By letter agreement dated December 28, 1988, the plaintiff gave the defendant $60,000 to invest in a real estate limited partnership in which defendant was the general partner. The agreement provided that the funds would not constitute a capital contribution and could not be used until the formal limited partnership agreement and an amendment to the Certificate of Partnership were executed and filed. Further, if the formalities were not accomplished within 90 days from the date of the letter, the funds were to be returned to the plaintiff.

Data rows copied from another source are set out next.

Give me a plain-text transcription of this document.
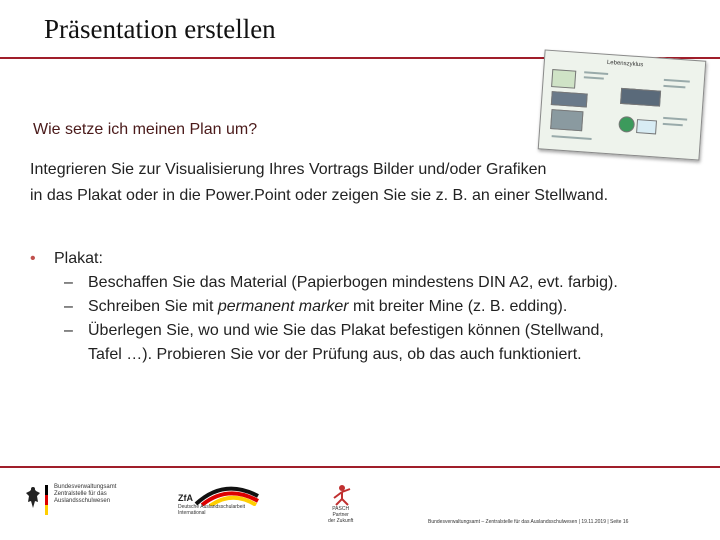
Präsentation erstellen
Lebenszyklus
Wie setze ich meinen Plan um?
Integrieren Sie zur Visualisierung Ihres Vortrags Bilder und/oder Grafiken
in das Plakat oder in die Power.Point oder zeigen Sie sie z. B. an einer Stellwand.
• Plakat:
– Beschaffen Sie das Material (Papierbogen mindestens DIN A2, evt. farbig).
– Schreiben Sie mit permanent marker mit breiter Mine (z. B. edding).
– Überlegen Sie, wo und wie Sie das Plakat befestigen können (Stellwand,
Tafel …). Probieren Sie vor der Prüfung aus, ob das auch funktioniert.
Bundesverwaltungsamt
Zentralstelle für das
Auslandsschulwesen	ZfA
Deutsche Auslandsschularbeit
International
PASCH
Partner
der Zukunft	Bundesverwaltungsamt – Zentralstelle für das Auslandsschulwesen | 19.11.2019 | Seite 16
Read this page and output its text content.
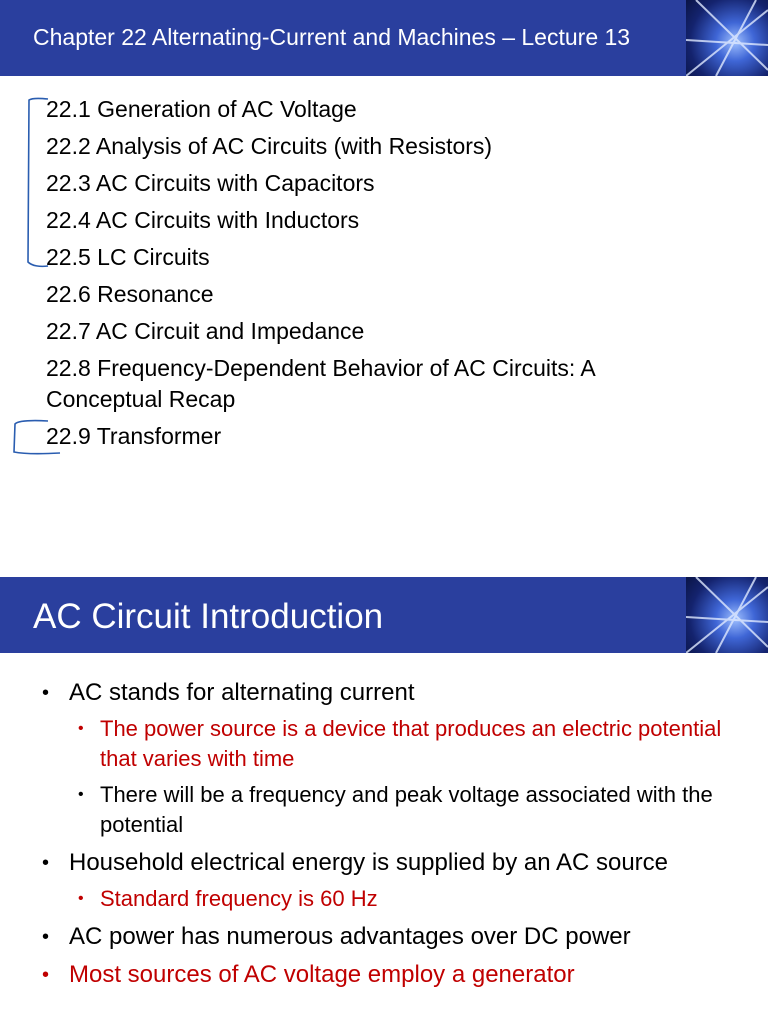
Chapter 22 Alternating-Current and Machines – Lecture 13
22.1 Generation of AC Voltage
22.2 Analysis of AC Circuits (with Resistors)
22.3 AC Circuits with Capacitors
22.4 AC Circuits with Inductors
22.5 LC Circuits
22.6 Resonance
22.7 AC Circuit and Impedance
22.8 Frequency-Dependent Behavior of AC Circuits: A Conceptual Recap
22.9 Transformer
AC Circuit Introduction
• AC stands for alternating current
• The power source is a device that produces an electric potential that varies with time
• There will be a frequency and peak voltage associated with the potential
• Household electrical energy is supplied by an AC source
• Standard frequency is 60 Hz
• AC power has numerous advantages over DC power
• Most sources of AC voltage employ a generator
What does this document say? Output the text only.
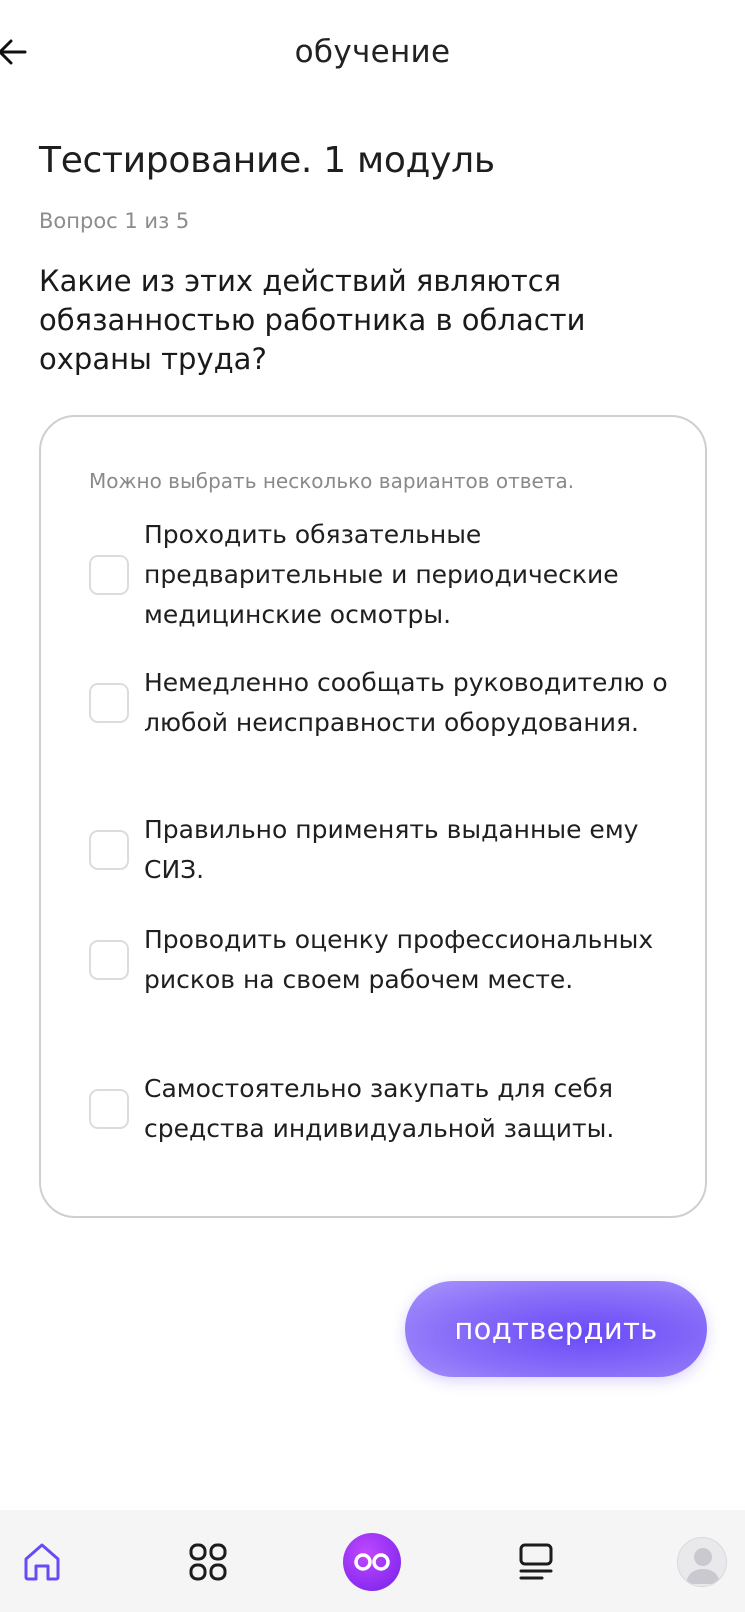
обучение
Тестирование. 1 модуль
Вопрос 1 из 5
Какие из этих действий являются обязанностью работника в области охраны труда?
Можно выбрать несколько вариантов ответа.
Проходить обязательные предварительные и периодические медицинские осмотры.
Немедленно сообщать руководителю о любой неисправности оборудования.
Правильно применять выданные ему СИЗ.
Проводить оценку профессиональных рисков на своем рабочем месте.
Самостоятельно закупать для себя средства индивидуальной защиты.
подтвердить
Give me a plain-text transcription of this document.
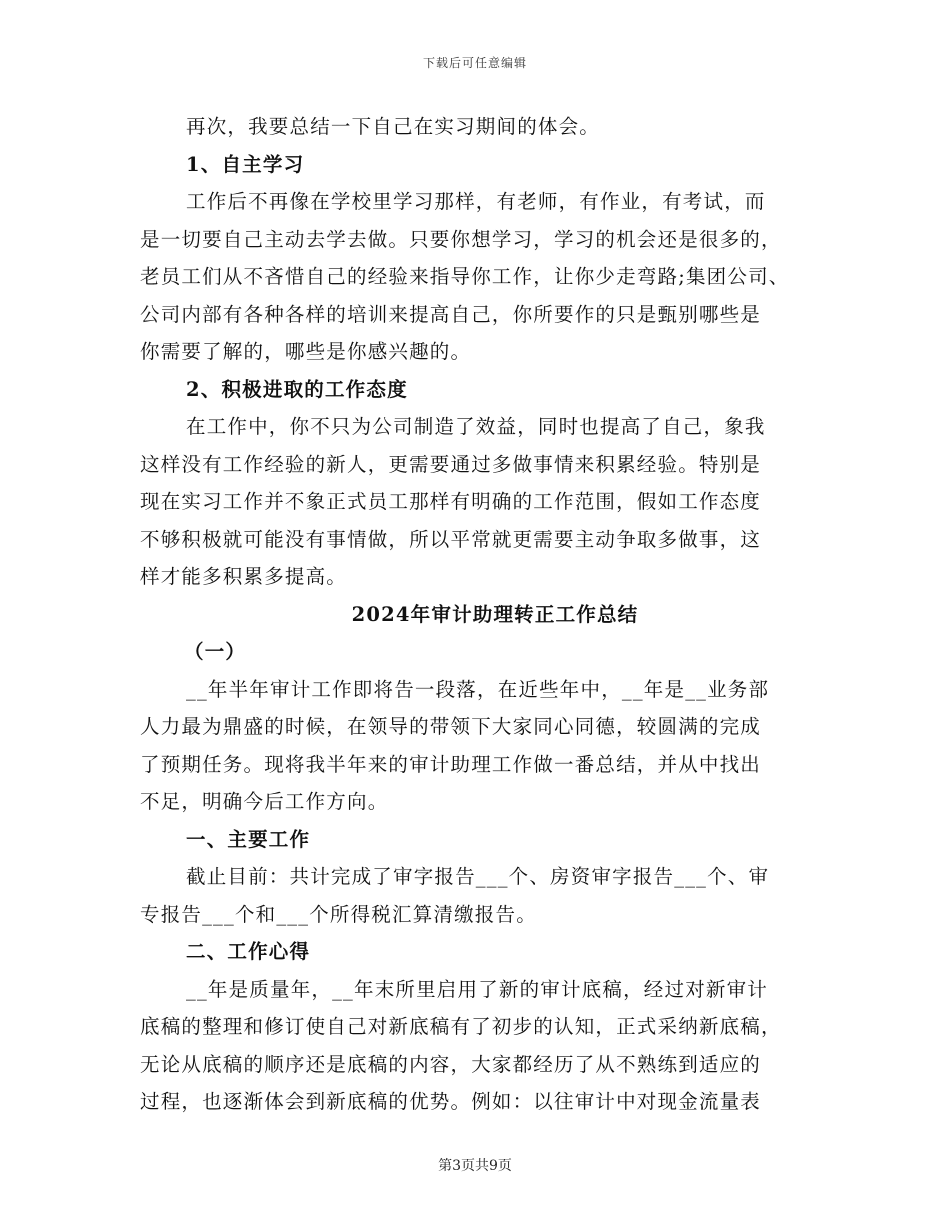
下载后可任意编辑
再次，我要总结一下自己在实习期间的体会。
1、自主学习
工作后不再像在学校里学习那样，有老师，有作业，有考试，而
是一切要自己主动去学去做。只要你想学习，学习的机会还是很多的，
老员工们从不吝惜自己的经验来指导你工作，让你少走弯路;集团公司、
公司内部有各种各样的培训来提高自己，你所要作的只是甄别哪些是
你需要了解的，哪些是你感兴趣的。
2、积极进取的工作态度
在工作中，你不只为公司制造了效益，同时也提高了自己，象我
这样没有工作经验的新人，更需要通过多做事情来积累经验。特别是
现在实习工作并不象正式员工那样有明确的工作范围，假如工作态度
不够积极就可能没有事情做，所以平常就更需要主动争取多做事，这
样才能多积累多提高。
2024年审计助理转正工作总结
（一）
__年半年审计工作即将告一段落，在近些年中，__年是__业务部
人力最为鼎盛的时候，在领导的带领下大家同心同德，较圆满的完成
了预期任务。现将我半年来的审计助理工作做一番总结，并从中找出
不足，明确今后工作方向。
一、主要工作
截止目前：共计完成了审字报告___个、房资审字报告___个、审
专报告___个和___个所得税汇算清缴报告。
二、工作心得
__年是质量年，__年末所里启用了新的审计底稿，经过对新审计
底稿的整理和修订使自己对新底稿有了初步的认知，正式采纳新底稿，
无论从底稿的顺序还是底稿的内容，大家都经历了从不熟练到适应的
过程，也逐渐体会到新底稿的优势。例如：以往审计中对现金流量表
第3页共9页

When the plaintiff learned that the formalities had not been complied with within the 90 day period, defendant’s attorney, by letter, stated that this was due to a clerical error which was being rectified. The plaintiff then executed a new certificate for filing on April 10, 1989. Again, the documents were not timely filed. By letter dated July 12, 1990, plaintiff demanded return of his $60,000. The defendant did not return *359the money and subsequently filed the documents on September 5, 1990.

In January 1991, plaintiff commenced this action to recover the monies and moved for summary judgment. The defendant cross-moved for summary judgment claiming that the plaintiff had waived his right to strict compliance by executing the new agreement after the failed initial 90 day period and further, acting as a limited partner by filing IRS K-l forms for 1988 and 1989. The defendant contended that the plaintiff demanded return of the monies only after financial problems arose due to a change in the real estate market.

The court denied both motions finding issues of fact in the foregoing.

The law governing limited partnerships requires compliance with certain formalities, including filing of the certificate of partnership followed by its publication (Partnership Law § 91 [1] [b]; for current law, see, Partnership Law § 121-201 et seq. eff July 1, 1991). Its purpose was to encourage investment "by affording to a limited partner a position analogous to that of a corporate shareholder” (Ruzicka v Rager, 305 NY 191, 197-198, rearg denied 305 NY 798). The idea is to exempt the limited partner from general liability and place only the specific invested capital at peril (Lanier v Bowdoin, 282 NY 32, 38, rearg denied 282 NY 611; see, Dickerson, Partnership Law Adviser, at 93 [Practicing Law Institute 1991]).

The requirements which allow limited personal liability are not easily eluded (see, Gonzalez v Chalpin, 77 NY2d 74, 77, rearg denied 77 NY2d 940).

We have recently analyzed the liability of a general partner and the fact that in such a relationship individual assets are at risk (see, United States Trust Co. v Bamco 18, 183 AD2d 549).

Thus, it can be seen that protection against liability beyond the capital contribution is of the essence of a limited partnership. To allow the general partner to play fast and loose with a contractual provision for compliance with formalities is to undermine such protection and place the putative limited partner at risk.

The fact that the plaintiff was lenient cannot absolve the defendant from this breach and summary judgment should have been granted to the plaintiff.